Lawton museum funded for FY’21

  • Museum of the Great Plains: The Frisco Railroad steam locomotive #1526 is a prominent exhibit at the Museum of the Great Plains in Lawton. The engine could haul freight but mostly pulled passenger cars. During World War II it transported military troops and served as a hospital train. In addition, Presidents Franklin Delano Roosevelt and Harry S. Truman rode the 1526 across the nation during their election campaigns. The locomotive was manufactured in 1926 and was retired in 1952

LAWTON – The City Council recently earmarked half a million dollars for continued operation of the 59-year-old Museum of the Great Plains. That sum includes $475,000 from the city’s regular budget and $25,000 from the hotel/motel tax. 

The museum’s projected budget for Fiscal Year 2021 (July 1, 2020, through June 30, 2021) is $840,190, Director Bart McClenny said.
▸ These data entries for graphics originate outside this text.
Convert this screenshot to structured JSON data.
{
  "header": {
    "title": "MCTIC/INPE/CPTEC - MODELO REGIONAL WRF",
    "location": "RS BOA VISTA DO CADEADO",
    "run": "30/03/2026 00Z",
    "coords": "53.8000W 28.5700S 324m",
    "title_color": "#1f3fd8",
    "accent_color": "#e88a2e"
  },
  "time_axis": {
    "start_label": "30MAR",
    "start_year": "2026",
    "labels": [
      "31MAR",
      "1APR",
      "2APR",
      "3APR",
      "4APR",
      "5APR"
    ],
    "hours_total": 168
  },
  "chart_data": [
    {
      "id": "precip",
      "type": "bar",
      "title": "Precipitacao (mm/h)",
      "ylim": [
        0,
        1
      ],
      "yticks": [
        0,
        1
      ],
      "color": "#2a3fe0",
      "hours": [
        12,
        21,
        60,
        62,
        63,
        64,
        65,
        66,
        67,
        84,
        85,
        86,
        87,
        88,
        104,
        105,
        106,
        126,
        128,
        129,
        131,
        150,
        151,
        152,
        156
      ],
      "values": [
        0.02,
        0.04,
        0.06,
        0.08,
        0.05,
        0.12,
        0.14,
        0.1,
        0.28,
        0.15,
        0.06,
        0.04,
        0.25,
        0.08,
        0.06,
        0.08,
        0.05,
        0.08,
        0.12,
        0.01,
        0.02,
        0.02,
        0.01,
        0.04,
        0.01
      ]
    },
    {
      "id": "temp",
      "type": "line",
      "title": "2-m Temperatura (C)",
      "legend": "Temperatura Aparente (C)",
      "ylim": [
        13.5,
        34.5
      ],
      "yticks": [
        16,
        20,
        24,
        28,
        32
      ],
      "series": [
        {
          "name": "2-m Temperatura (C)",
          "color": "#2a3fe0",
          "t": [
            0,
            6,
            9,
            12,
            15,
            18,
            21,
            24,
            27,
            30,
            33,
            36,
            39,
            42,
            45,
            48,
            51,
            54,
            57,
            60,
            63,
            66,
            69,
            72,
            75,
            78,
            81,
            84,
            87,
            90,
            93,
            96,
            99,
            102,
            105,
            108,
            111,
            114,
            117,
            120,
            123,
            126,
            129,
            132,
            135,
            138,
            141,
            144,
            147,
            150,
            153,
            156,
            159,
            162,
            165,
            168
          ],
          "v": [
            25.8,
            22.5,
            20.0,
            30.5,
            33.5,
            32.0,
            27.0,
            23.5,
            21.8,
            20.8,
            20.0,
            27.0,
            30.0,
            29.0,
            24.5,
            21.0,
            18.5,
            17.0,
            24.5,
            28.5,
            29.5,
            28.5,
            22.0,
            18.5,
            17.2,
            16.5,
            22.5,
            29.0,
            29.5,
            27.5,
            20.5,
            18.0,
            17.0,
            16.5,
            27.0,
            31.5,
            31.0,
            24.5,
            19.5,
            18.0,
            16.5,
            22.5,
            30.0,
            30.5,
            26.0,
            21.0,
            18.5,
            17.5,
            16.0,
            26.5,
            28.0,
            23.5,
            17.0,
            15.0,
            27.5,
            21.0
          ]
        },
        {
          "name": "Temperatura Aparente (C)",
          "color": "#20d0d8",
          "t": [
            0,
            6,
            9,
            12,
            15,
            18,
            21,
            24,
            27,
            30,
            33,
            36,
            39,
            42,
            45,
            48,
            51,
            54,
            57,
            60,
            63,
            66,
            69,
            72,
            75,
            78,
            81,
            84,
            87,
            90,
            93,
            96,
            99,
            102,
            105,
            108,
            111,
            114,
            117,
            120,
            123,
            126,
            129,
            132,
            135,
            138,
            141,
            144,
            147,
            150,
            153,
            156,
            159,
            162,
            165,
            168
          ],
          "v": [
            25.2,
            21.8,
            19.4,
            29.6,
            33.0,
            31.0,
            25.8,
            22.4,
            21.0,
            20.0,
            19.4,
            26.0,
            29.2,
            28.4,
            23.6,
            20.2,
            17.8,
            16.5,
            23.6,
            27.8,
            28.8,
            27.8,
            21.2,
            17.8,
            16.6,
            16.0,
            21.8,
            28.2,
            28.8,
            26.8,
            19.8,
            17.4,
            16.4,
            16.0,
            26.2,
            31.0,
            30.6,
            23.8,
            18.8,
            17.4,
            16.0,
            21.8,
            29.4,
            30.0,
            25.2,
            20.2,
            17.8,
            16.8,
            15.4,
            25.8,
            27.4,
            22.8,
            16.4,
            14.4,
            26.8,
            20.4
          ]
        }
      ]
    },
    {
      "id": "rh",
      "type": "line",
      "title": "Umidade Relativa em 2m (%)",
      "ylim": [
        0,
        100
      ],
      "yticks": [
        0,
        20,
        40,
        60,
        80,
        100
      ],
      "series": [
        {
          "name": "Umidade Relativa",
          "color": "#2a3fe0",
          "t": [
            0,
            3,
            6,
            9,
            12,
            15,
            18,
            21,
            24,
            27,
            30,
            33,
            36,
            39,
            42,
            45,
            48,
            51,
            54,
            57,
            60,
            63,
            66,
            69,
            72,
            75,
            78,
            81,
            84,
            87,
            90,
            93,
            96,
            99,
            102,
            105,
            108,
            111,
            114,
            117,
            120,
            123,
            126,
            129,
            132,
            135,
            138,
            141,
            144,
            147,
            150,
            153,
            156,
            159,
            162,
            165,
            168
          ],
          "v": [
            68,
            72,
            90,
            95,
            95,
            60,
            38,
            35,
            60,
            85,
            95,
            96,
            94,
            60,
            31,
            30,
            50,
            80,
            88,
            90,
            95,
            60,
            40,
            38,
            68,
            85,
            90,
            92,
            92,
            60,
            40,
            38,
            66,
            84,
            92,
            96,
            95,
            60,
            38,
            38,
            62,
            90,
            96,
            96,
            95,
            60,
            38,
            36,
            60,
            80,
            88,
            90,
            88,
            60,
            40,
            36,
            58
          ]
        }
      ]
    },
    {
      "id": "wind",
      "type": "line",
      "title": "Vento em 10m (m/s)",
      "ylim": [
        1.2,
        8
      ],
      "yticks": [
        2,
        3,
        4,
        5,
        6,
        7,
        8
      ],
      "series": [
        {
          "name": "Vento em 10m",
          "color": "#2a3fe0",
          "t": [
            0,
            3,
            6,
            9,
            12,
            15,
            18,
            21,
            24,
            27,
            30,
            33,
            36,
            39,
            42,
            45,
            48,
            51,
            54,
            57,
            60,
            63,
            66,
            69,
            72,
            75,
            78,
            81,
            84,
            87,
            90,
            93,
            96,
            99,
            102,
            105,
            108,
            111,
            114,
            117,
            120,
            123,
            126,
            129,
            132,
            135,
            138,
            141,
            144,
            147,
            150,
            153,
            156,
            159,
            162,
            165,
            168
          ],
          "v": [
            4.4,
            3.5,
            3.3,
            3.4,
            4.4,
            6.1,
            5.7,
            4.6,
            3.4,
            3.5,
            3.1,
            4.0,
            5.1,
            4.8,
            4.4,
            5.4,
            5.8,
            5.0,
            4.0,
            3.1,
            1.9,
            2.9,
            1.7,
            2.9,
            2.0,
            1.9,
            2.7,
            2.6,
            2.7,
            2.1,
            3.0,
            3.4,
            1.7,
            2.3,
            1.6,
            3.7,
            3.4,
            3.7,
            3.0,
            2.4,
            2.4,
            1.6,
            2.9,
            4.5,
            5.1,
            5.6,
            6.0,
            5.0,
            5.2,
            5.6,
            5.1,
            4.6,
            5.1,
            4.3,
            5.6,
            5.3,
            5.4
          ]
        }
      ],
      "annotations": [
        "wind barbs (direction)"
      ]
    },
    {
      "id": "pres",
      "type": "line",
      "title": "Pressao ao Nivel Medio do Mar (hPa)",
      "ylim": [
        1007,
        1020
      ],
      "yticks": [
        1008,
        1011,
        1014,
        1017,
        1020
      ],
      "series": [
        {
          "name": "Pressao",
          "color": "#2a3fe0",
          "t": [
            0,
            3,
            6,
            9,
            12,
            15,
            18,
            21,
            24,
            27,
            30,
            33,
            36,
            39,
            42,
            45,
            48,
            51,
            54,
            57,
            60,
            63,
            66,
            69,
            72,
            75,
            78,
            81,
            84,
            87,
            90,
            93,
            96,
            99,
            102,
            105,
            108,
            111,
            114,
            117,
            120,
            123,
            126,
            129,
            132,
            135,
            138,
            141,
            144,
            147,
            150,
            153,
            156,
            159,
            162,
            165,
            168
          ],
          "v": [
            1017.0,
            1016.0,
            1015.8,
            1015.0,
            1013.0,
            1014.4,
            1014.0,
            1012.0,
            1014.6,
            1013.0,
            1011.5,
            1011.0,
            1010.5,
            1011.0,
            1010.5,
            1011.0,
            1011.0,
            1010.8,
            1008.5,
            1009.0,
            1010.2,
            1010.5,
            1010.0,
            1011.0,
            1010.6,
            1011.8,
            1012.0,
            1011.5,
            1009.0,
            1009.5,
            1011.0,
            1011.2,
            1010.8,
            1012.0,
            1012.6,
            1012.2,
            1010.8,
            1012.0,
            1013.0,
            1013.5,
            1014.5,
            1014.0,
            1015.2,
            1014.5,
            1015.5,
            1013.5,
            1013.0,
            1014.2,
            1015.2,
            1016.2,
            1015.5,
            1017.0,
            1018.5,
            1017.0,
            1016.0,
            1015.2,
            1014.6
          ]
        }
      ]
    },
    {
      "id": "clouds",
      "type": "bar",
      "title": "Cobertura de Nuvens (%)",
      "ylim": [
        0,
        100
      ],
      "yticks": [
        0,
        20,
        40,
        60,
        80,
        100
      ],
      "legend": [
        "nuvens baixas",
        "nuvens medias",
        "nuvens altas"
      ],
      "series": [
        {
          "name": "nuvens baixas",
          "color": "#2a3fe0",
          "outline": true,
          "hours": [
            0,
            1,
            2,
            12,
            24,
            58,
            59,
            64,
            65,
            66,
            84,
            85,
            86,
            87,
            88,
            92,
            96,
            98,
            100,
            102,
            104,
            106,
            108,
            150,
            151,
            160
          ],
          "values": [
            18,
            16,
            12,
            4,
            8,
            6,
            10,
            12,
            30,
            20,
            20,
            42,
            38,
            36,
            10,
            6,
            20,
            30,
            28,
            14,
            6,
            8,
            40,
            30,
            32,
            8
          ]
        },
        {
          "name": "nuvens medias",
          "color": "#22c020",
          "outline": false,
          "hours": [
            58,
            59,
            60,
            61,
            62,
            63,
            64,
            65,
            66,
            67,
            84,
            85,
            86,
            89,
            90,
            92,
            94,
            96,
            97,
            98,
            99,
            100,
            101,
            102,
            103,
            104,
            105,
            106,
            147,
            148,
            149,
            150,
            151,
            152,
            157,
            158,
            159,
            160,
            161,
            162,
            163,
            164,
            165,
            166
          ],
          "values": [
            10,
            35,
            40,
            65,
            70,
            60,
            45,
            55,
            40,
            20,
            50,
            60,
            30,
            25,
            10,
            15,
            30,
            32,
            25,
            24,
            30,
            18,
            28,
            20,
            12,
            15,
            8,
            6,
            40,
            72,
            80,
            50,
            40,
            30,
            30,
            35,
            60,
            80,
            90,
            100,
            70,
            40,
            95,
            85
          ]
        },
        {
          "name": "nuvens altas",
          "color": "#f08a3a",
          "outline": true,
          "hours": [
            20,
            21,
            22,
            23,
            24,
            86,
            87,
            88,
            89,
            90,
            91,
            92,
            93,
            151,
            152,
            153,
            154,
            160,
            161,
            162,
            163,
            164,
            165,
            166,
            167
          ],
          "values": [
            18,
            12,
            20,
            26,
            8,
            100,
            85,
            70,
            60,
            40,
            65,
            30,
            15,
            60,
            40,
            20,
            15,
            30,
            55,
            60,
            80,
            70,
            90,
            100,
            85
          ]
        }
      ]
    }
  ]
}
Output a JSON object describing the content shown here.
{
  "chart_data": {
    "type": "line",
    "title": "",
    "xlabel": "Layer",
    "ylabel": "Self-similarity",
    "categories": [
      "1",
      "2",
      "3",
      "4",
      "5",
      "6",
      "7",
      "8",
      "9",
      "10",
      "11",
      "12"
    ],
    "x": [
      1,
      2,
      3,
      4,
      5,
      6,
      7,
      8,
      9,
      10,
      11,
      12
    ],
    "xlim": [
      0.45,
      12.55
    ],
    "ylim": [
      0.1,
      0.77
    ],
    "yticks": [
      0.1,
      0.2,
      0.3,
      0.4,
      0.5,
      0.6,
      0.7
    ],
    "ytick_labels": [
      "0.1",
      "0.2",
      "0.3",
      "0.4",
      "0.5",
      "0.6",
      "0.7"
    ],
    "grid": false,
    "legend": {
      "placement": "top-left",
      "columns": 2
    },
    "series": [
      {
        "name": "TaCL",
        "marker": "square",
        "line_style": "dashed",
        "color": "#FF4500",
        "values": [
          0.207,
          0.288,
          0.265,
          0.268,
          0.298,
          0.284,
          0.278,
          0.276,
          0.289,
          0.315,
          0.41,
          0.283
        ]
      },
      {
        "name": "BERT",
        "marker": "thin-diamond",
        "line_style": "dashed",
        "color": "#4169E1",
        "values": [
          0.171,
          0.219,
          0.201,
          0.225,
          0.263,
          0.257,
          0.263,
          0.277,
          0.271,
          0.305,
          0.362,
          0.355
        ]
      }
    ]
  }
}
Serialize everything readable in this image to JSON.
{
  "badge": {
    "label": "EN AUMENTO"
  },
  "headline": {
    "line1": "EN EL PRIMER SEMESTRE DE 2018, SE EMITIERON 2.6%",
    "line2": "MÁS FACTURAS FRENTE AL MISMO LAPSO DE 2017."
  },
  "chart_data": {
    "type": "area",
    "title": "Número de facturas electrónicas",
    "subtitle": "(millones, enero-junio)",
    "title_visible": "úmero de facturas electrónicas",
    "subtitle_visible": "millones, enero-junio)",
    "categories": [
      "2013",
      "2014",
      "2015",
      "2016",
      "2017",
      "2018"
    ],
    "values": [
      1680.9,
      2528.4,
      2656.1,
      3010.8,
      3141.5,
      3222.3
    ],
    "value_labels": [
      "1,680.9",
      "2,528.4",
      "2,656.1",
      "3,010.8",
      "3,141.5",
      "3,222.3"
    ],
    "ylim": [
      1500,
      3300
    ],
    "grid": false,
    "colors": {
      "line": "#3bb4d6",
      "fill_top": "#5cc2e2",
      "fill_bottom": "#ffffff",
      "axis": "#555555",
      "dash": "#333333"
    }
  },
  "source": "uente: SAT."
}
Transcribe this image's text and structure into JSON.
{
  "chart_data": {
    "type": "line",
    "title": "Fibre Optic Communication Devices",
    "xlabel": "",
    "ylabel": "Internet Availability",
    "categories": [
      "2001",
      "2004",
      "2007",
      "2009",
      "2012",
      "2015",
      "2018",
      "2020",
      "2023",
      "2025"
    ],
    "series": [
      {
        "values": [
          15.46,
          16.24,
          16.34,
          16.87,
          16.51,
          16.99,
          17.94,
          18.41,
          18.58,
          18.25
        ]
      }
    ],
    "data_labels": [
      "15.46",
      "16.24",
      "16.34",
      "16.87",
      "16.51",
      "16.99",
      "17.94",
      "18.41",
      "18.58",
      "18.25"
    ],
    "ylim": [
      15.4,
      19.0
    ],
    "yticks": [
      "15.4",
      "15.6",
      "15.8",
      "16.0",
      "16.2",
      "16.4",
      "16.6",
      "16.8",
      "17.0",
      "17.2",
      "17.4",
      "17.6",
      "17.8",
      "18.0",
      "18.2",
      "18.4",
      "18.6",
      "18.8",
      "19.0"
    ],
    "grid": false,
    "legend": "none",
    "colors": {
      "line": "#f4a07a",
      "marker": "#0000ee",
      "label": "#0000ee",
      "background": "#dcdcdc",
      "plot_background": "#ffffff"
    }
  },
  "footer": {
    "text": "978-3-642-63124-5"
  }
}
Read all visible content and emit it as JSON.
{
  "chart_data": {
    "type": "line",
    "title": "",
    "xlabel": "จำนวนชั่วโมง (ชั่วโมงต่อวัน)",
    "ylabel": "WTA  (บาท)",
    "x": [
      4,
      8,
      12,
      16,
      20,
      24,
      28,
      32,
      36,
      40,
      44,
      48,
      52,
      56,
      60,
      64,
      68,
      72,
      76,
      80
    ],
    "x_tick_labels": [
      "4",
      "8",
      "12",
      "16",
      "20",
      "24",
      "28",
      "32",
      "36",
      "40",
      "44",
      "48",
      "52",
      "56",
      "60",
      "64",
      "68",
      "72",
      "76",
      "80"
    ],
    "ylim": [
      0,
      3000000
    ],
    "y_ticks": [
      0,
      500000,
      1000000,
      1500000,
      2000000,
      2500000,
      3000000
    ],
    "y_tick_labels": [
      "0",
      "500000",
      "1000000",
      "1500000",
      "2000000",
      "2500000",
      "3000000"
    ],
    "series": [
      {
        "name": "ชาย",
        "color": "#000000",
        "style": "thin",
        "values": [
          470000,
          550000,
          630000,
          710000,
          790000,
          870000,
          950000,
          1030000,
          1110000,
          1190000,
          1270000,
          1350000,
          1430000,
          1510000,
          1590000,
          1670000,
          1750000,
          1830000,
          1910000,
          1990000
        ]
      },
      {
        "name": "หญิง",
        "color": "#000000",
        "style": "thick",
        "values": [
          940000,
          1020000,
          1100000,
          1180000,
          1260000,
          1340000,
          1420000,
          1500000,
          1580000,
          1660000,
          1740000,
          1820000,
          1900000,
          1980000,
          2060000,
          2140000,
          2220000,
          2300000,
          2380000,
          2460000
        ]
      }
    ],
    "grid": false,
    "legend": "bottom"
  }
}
The $340,190 balance is expected to come from the top four additional revenue streams, he said: admission fees, memberships, the gift store, and museum use fees.

Expenses include salaries, payroll and unemployment taxes, workers’ compensation insurance, group life and health insurance, liability and fire insurance, pension payments, supplies, repairs and maintenance, contractual services, exhibits/materials, special events, printing, promotions and advertising, postage, utility and telephone bills, dues and subscriptions, summer program, bank charges and depreciation.

The city’s financial support comes at a critical time.

Visitation to the museum from July 1 (the start of the state/local fiscal year) through August 24 totaled 5,376 in 2018; in 2019 it numbered 5,384; but this year visitation during that 55-day period slumped to 2,233.

“You can see we’re experiencing less than half our usual visitation,” McClenny said. “This same trend is playing out in membership sales, store sales, and facility rentals.”

The museum has seven full-time employees and four part-timers. “We’re leaving the deputy director’s position vacant this year (among other non-employee measures) in order to balance the budget,” he said.

“We’re obligated through our agreement with the city to maintain a seven-days-a week, 362-days-a-year, operating schedule. Fortunately we haven’t had to lay off any employees or reduce wages.”

The museum’s board of directors ultimately plans to commemorate Lawton’s birthday each year with free admission, “but not this year due to COVID-19,” McClenny said. Lawton was founded on August 6, 1901.